Honduras pulls out of OAS

TEGUCIGALPA: Honduras headed toward international isolation Saturday after the country's coup leaders said they were pulling out of the Organization of American States in the face of almost certain suspension by the international body.

Amid the political deadlock, thousands of frustrated Hondurans were expected to protest again, a day after OAS Secretary General Jose Miguel Insulza said here that those who ousted President Manuel Zelaya last weekend did not plan to reverse the situation, and denounced a "military coup."

The interim government responded by pulling out of the OAS.

The body had been due to vote on suspending the Central American country in its Saturday meeting in Washington.

Honduras "ceases its compliance with the charter of the Organization of American States... with immediate effect," deputy foreign minister Marta Lorena Alvarado said on national television late Friday.

The OAS chief warned of increasing polarization in the impoverished nation of 7.5 million.

Soldiers bundled Zelaya into a plane at dawn last Sunday and sent him to Costa Rica after he clashed with the country's courts, army and politicians -- including some from his own party -- over a bid to change the constitution.

A spokesman for the Supreme Court said it had told Insulza that the removal of Zelaya was "irreversible."

Insulza met here with politicians and legal and religious figures, but not the interim president, Roberto Micheletti, whom he does not recognize.

Micheletti's supporters said the army was justified in ousting Zelaya -- on orders of Congress and the Supreme Court -- because he had called a referendum that they claim he planned to use to extend his rule.

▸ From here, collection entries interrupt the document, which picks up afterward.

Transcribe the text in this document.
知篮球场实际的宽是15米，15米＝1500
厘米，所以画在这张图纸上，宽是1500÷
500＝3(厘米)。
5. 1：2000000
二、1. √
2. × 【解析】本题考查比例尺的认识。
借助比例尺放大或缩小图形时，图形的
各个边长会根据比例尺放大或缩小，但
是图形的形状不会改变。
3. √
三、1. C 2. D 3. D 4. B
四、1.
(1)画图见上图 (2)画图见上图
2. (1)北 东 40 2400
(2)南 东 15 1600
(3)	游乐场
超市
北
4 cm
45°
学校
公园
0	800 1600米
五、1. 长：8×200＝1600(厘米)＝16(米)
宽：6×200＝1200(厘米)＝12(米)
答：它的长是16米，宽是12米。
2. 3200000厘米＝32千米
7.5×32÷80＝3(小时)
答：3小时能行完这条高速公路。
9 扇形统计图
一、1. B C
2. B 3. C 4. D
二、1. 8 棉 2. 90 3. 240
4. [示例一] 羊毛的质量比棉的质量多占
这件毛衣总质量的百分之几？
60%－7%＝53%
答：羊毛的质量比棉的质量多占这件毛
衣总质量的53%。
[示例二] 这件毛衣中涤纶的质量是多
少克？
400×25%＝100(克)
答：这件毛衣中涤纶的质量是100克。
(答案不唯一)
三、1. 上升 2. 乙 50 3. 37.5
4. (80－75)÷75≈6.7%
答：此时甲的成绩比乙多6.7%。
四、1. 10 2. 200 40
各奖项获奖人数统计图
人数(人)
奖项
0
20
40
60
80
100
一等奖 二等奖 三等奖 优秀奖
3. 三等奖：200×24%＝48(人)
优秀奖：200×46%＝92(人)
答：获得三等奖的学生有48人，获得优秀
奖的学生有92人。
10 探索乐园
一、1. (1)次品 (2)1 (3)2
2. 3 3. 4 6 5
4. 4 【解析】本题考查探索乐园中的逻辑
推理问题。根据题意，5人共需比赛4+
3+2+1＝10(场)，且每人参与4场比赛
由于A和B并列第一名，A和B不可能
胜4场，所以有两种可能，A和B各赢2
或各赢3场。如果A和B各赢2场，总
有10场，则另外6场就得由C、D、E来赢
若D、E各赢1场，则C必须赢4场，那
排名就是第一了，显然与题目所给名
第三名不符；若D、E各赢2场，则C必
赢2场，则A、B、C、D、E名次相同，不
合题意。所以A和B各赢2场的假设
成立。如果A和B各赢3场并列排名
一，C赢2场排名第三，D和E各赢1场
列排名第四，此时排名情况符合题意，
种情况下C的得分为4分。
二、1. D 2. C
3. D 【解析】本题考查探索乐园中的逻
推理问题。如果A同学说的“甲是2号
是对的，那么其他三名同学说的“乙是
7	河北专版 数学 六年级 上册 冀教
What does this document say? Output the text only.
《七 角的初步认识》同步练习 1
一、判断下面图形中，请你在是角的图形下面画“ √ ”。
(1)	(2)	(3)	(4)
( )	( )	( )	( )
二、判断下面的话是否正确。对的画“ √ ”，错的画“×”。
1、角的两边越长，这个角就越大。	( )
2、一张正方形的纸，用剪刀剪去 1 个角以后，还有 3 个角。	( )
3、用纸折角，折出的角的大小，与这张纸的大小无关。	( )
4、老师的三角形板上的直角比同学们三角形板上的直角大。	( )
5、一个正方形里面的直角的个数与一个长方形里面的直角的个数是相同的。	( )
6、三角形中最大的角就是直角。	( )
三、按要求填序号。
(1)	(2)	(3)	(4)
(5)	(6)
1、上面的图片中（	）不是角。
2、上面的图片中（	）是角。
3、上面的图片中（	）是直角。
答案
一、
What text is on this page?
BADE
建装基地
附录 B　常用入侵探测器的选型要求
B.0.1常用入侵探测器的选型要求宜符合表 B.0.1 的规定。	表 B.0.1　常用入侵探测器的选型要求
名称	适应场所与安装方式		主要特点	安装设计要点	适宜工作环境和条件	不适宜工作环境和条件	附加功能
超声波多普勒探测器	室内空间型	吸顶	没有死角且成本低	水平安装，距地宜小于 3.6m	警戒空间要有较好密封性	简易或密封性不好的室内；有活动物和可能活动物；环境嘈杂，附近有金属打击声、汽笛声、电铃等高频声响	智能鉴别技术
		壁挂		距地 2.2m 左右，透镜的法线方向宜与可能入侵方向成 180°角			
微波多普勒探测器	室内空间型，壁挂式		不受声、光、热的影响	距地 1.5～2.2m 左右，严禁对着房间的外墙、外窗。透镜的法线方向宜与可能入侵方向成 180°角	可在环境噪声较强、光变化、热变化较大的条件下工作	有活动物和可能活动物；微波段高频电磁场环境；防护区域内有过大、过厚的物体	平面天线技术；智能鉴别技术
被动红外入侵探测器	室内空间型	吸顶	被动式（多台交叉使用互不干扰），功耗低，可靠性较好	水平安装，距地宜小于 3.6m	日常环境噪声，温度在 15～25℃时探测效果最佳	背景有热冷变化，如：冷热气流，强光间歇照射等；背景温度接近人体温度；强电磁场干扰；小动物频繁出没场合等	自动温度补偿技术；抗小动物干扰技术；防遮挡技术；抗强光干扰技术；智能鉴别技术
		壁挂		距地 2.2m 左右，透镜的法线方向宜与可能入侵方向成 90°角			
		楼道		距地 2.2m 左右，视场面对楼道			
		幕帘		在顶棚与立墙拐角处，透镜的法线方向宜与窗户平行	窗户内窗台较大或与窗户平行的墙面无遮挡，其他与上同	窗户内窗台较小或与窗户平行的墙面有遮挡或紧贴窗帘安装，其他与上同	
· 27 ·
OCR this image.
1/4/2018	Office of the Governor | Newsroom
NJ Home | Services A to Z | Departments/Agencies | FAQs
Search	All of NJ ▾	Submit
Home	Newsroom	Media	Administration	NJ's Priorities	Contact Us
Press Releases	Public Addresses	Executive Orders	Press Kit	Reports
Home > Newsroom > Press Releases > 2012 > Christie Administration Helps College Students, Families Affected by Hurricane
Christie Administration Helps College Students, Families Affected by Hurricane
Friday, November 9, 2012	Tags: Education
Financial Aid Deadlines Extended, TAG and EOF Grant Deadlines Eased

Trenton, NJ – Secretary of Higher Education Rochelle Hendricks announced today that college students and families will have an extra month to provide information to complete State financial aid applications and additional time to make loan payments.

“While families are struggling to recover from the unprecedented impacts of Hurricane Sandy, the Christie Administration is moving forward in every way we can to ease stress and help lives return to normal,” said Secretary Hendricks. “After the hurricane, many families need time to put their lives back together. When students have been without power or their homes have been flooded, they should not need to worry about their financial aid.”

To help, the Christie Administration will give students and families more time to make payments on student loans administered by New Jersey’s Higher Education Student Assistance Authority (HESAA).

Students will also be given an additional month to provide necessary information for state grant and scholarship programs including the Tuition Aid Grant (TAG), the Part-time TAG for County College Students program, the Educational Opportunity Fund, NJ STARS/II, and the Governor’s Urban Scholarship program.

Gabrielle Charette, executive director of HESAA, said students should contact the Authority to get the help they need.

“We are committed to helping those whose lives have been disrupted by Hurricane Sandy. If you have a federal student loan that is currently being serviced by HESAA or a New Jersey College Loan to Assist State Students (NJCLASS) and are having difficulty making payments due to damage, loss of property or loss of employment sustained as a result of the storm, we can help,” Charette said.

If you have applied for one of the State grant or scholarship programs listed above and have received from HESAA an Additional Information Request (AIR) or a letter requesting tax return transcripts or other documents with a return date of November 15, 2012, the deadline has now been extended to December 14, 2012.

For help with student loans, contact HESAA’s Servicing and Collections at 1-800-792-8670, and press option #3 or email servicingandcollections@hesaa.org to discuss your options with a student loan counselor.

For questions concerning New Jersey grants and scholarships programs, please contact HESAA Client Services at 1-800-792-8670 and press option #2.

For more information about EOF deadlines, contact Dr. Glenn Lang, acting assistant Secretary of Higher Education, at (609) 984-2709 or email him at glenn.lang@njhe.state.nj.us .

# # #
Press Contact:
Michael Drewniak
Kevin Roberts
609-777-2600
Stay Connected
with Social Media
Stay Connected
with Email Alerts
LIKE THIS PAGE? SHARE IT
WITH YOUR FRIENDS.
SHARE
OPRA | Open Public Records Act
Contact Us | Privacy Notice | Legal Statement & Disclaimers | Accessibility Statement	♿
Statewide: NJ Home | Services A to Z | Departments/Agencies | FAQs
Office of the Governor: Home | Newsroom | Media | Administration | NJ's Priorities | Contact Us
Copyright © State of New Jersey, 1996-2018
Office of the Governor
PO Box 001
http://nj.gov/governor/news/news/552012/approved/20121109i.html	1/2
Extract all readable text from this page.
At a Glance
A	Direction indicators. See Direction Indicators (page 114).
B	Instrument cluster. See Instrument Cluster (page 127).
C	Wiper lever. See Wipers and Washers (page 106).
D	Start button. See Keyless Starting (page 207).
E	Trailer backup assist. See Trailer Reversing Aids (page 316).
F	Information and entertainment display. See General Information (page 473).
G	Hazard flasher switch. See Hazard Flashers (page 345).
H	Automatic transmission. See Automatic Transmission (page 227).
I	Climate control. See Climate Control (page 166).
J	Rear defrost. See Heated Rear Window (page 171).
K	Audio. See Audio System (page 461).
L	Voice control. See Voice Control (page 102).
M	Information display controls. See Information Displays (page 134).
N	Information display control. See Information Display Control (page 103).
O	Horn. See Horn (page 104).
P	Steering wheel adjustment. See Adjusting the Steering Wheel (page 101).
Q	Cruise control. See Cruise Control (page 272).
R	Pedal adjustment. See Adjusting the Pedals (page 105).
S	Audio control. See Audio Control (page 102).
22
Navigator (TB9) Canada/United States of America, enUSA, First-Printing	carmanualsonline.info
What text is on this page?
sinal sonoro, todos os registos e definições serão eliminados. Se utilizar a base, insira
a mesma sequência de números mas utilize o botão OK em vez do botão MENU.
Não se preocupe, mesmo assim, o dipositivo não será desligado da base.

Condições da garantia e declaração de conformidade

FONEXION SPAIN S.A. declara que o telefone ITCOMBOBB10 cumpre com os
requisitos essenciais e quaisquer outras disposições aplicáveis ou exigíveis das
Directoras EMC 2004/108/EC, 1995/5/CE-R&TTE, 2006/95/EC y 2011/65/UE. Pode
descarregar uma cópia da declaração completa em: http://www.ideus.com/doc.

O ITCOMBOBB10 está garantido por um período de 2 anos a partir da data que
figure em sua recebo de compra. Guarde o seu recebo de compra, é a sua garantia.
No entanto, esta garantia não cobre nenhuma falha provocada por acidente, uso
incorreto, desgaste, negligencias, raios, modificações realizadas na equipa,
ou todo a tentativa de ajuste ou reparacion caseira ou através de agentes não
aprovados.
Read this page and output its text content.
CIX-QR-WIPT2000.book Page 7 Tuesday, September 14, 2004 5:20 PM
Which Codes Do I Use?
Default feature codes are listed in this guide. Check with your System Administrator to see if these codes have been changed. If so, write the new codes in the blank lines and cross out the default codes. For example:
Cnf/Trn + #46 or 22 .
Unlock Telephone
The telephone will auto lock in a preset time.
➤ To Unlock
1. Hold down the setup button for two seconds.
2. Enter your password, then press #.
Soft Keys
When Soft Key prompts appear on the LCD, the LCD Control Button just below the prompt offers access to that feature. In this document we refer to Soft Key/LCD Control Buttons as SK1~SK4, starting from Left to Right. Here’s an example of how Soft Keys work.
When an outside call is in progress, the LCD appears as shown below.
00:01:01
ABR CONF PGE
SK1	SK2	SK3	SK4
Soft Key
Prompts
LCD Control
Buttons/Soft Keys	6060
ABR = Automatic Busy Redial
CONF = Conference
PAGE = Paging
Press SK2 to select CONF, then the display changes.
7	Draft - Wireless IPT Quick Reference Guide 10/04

"I don't know what you call it when a group of soldiers, sent by soldiers in a military operation, remove a president and send him off in a military plane to another country. That is a military coup," Insulza said.

The OAS chief was due to return to Washington on Saturday, where the regional body was due to meet, and had been due to vote on whether to suspend Honduras from the 35-nation group -- a threat last carried out on Cuba in 1962.

The leaders who deposed Zelaya had said they may consider holding early elections to end the impasse, but now looked set to try to hunker down until scheduled elections in November.

Growing protests from supporters and detractors of Zelaya, a freezing of international aid and recalls of foreign ambassadors have shaken the country in the past week.

With their lives also disrupted by night-time curfews -- which suspend some freedoms guaranteed by the constitution -- as well as media blackouts and reported detentions, tension is rising among inhabitants of one of Latin America's poorest countries.

Zelaya has meanwhile traveled the region seeking support and said he no longer wishes to change the constitution.

Interim leaders have threatened to arrest him if he returns to the country, while Nicaraguan President Daniel Ortega said Zelaya was likely to go back on Sunday.

Friends and foes in the international community have united to heap pressure on Honduras, including hundreds of millions of dollars in aid freezes from the Inter-American Development Bank and the World Bank.

Chavez, Zelaya's main backer, announced that Venezuela was suspending key shipments of oil to Honduras, which he said would drive up gasoline prices.

All EU countries with embassies in Honduras have withdrawn their ambassadors and neighboring countries have imposed trade blockades.

The defiance of the Honduran interim leaders threatens its part in negotiations for a free trade treaty between the European Union and Central America, diplomats said.